Con una furia completamente interior, impasible, se decía a sí mismo lo infantilmente que se había ilusionado todas las mañanas mirando la inalcanzable isla. ¿Había imaginado ella que él estaba mirándola? Había llegado demasiado tarde, demasiado tarde, demasiado tarde. Llegó al fondo de la última sala, se detuvo y se volvió. Los guardianes, aterrorizados, se quedaron lejos de él.
– ¿Dónde la enterrasteis? -preguntó.
Ellos creyeron, con alivio, darle una respuesta que lo calmaría, porque se oyó un coro de voces confusas diciendo que, por iniciativa propia, habían erigido una pira y encendido la hoguera fúnebre, y recogido diligentemente las cenizas y los huesos pensando que un día… Balbucían buscando su mirada, y casi sonreían, esperando signos de conformidad. Y el centurión que había torturado a su madre -él no conseguía mirarlo a la cara, solo vio que tenía unas manos recias, grandes y sucias- lo guió hasta un cuartito donde, en un nicho vacío, había una urna tosca, de barro, como las de los cementerios pobres. Debía de estar allí, abandonada, desde hacía años.

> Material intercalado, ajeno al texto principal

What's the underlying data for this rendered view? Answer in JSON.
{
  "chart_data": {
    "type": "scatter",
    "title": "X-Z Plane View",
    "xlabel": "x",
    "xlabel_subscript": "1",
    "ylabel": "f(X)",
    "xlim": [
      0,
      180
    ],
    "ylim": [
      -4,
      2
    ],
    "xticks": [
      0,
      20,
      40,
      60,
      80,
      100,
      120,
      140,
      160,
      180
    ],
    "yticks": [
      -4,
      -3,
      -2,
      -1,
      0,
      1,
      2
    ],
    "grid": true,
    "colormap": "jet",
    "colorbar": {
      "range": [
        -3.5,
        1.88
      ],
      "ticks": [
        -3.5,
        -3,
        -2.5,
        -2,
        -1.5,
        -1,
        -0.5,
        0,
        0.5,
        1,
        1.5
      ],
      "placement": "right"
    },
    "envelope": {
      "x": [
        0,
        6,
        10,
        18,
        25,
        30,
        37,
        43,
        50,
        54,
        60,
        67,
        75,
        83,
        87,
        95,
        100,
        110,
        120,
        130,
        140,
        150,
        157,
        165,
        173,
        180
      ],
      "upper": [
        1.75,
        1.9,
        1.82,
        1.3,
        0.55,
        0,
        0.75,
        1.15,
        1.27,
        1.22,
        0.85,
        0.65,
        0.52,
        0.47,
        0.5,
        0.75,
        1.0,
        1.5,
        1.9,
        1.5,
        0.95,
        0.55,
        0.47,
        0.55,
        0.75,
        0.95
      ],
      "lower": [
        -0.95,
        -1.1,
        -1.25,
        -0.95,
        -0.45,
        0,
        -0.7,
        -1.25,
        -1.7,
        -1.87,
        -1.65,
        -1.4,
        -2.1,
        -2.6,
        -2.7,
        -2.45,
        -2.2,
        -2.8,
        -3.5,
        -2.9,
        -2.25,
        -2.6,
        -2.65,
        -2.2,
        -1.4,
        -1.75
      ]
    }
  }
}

Él recogió la urna en silencio y notó que era muy ligera. La estrechó entre los brazos y, en medio de aquel silencio, esquivando con gestos a los que querían ayudarlo, bajó a pie al puerto. Detrás de él, un militar llevaba de las riendas al dócil caballo. Entrevió a Helikon, que seguía sujetando aquel jirón de seda: era de varios colores y estaba tejida con hilos de oro.